Avec la hausse des températures, le personnel hospitalier macère dans des combinaisons de protection intégrale où on ruisselle de sueur. "On passe des missions de plusieurs heures dans cette tenue. Il faut boire de l'eau avant de l'enfiler, manger pour éviter l'hypoglycémie", conseille l'urgentiste.

"On s'habille comme des cosmonautes", plaisante-t-il. "Ça fait parfois peur. Je n'oublierai jamais le patient qui a cru qu'il était mort. Il se retrouve face à des médecins masqués, gantés, habillés de blanc de la tête aux pieds. Il nous demandait qui nous étions. Il a vraiment cru qu'il était déjà mort. Il était obnubilé", se souvient le médecin. "Un autre était pris de panique. Il me demandait s'il allait mourir. Qu'est-ce que je pouvais lui dire ?", se questionne-t-il.

Autonomie médicale

"Le coronavirus est la première puissance mondiale aujourd'hui. Et nous sommes en guerre contre lui", dit Imad Soussou. "Puisque la courbe des cas confirmés est en croissance, le taux d'hospitalisation est en augmentation importante, ce qui nécessite en parallèle de la capacité litière en services et en réanimation pour accueillir les cas de coronavirus, ainsi que des effectifs considérables en personnel infirmier", signale Soukaina Bedouil. "Et puisque ce n'est pas le cas, la charge de travail est augmentée, les missions sont élargies, les horaires de travail sont continus et prolongés".

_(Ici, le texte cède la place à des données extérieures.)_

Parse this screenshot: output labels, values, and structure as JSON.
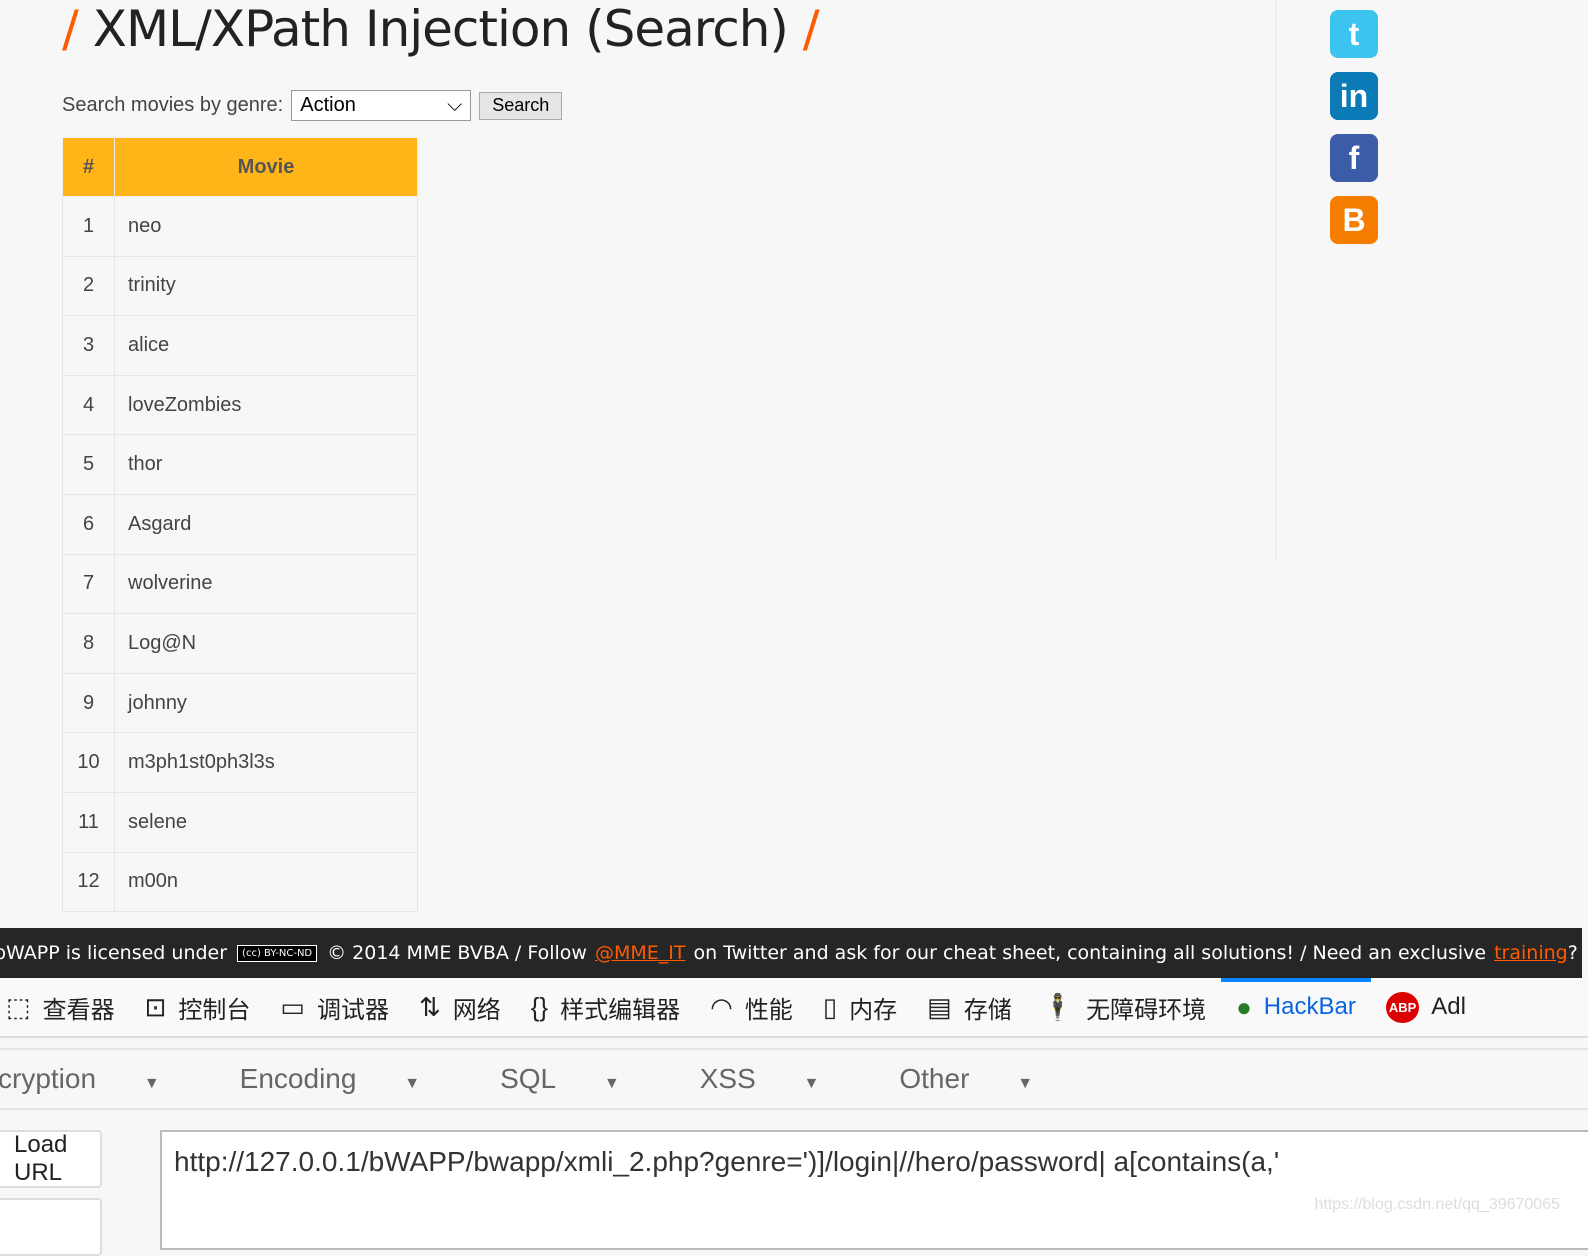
{
  "page": {
    "title": "XML/XPath Injection (Search)",
    "slash": "/"
  },
  "form": {
    "label": "Search movies by genre:",
    "selected": "Action",
    "button": "Search"
  },
  "table": {
    "headers": [
      "#",
      "Movie"
    ],
    "rows": [
      [
        "1",
        "neo"
      ],
      [
        "2",
        "trinity"
      ],
      [
        "3",
        "alice"
      ],
      [
        "4",
        "loveZombies"
      ],
      [
        "5",
        "thor"
      ],
      [
        "6",
        "Asgard"
      ],
      [
        "7",
        "wolverine"
      ],
      [
        "8",
        "Log@N"
      ],
      [
        "9",
        "johnny"
      ],
      [
        "10",
        "m3ph1st0ph3l3s"
      ],
      [
        "11",
        "selene"
      ],
      [
        "12",
        "m00n"
      ]
    ]
  },
  "social": [
    {
      "icon": "twitter-icon",
      "glyph": "t",
      "color": "#3cc3f0"
    },
    {
      "icon": "linkedin-icon",
      "glyph": "in",
      "color": "#0b7bb8"
    },
    {
      "icon": "facebook-icon",
      "glyph": "f",
      "color": "#3b5da8"
    },
    {
      "icon": "blogger-icon",
      "glyph": "B",
      "color": "#f57d00"
    }
  ],
  "footer": {
    "pre": "bWAPP is licensed under",
    "cc": "(cc) BY-NC-ND",
    "mid": "© 2014 MME BVBA / Follow",
    "handle": "@MME_IT",
    "post": "on Twitter and ask for our cheat sheet, containing all solutions! / Need an exclusive",
    "training": "training",
    "end": "?"
  },
  "devtools": {
    "tabs": [
      {
        "icon": "inspector-icon",
        "glyph": "⬚",
        "label": "查看器"
      },
      {
        "icon": "console-icon",
        "glyph": "⊡",
        "label": "控制台"
      },
      {
        "icon": "debugger-icon",
        "glyph": "▭",
        "label": "调试器"
      },
      {
        "icon": "network-icon",
        "glyph": "⇅",
        "label": "网络"
      },
      {
        "icon": "style-editor-icon",
        "glyph": "{}",
        "label": "样式编辑器"
      },
      {
        "icon": "performance-icon",
        "glyph": "◠",
        "label": "性能"
      },
      {
        "icon": "memory-icon",
        "glyph": "▯",
        "label": "内存"
      },
      {
        "icon": "storage-icon",
        "glyph": "▤",
        "label": "存储"
      },
      {
        "icon": "accessibility-icon",
        "glyph": "🕴",
        "label": "无障碍环境"
      },
      {
        "icon": "hackbar-icon",
        "glyph": "●",
        "label": "HackBar"
      },
      {
        "icon": "adblock-icon",
        "glyph": "ABP",
        "label": "Adl"
      }
    ],
    "active": "HackBar"
  },
  "hackbar": {
    "menus": [
      "cryption",
      "Encoding",
      "SQL",
      "XSS",
      "Other"
    ],
    "load_url": "Load URL",
    "url": "http://127.0.0.1/bWAPP/bwapp/xmli_2.php?genre=')]/login|//hero/password| a[contains(a,'"
  },
  "watermark": "https://blog.csdn.net/qq_39670065"
}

"Pour cela, une revalorisation symbolique et matérielle s'impose après cette crise. Alors, écoutons la voix des infirmières", espère-t-elle.

"Cette crise prendra certainement fin", se rassure Imad Soussou, "mais on veut que ça finisse de la belle manière. Il faut que nous en sortions avec des acquis, une société forte, soudée, des valeurs de solidarité, de respect", souhaite l'urgentiste, qui pense qu'"il nous faut aussi définir des priorités dans les domaines de la santé, et développer notre autonomie en termes de production médicamenteuse et d'équipement médical".